Sicuro che il ransomware sia sul nas e non in qualche pc connesso in rete?
 

mtguido

Utente Attivo
1,010
29
Il fatto è che il disco esterno su cui faccio il backup settimanale non salva proprio tutti tutti i dati del nas. Non è possibile recuperare il nas?

Il Ransomware al momento si è manifestato solo sul nas. Sul disco esterno ha solo copiato il file .txtt senza criptare i file, possibile?
Cosa dovrei fare su ogni pc per essere sicuro che non sia infetto?
 

r3dl4nce

Utente Èlite
10,680
5,393
Il fatto è che il disco esterno su cui faccio il backup settimanale non salva proprio tutti tutti i dati del nas. Non è possibile recuperare il nas?

Male, se non fai un backup completo della roba importante, che backup è? Avevi attivato qualche snapshot periodico del volume? Altrimenti i file criptati sono persi.

Hai verificato se c'è un log (non conosco bene i qnap come i synology) per capire magari se un pc ha fatto accesso e ha criptato i file?
 

mtguido

Utente Attivo
1,010
29
Male, se non fai un backup completo della roba importante, che backup è? Avevi attivato qualche snapshot periodico del volume?

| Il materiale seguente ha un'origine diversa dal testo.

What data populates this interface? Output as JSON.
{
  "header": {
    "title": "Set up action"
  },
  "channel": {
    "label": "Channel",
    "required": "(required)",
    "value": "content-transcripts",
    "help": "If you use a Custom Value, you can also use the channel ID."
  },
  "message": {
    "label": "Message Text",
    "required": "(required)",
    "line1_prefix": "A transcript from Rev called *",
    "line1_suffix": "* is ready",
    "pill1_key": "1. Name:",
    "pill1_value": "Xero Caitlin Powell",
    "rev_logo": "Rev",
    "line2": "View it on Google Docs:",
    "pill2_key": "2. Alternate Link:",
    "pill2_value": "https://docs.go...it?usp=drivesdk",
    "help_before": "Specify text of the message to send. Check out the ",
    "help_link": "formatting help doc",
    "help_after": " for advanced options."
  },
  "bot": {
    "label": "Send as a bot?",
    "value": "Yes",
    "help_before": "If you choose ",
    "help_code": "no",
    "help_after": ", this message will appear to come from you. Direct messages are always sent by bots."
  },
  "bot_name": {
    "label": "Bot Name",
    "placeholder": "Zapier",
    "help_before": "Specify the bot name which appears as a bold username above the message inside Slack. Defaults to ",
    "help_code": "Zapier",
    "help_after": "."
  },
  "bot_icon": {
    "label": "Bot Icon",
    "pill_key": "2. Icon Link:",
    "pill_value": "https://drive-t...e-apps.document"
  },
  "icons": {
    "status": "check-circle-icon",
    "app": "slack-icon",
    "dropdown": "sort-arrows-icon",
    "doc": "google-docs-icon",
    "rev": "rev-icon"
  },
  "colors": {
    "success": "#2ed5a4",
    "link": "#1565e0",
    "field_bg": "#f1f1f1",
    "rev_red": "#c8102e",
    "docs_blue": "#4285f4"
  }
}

Altrimenti i file criptati sono persi.

Hai verificato se c'è un log (non conosco bene i qnap come i synology) per capire magari se un pc ha fatto accesso e ha criptato i file?
Purtroppo non so cosa sono gli snapshot quindi deduco che non li abbia attivati.

Il backup non salva proprio tutto i file perché il disco esterno non è capiente come quello del nas purtroppo.

Non c’è proprio modo di recuperare i dati del nas? Ho visto che ci sono parecchie guide per la disinfezione di questo malware. Nessuna è valida sul nas?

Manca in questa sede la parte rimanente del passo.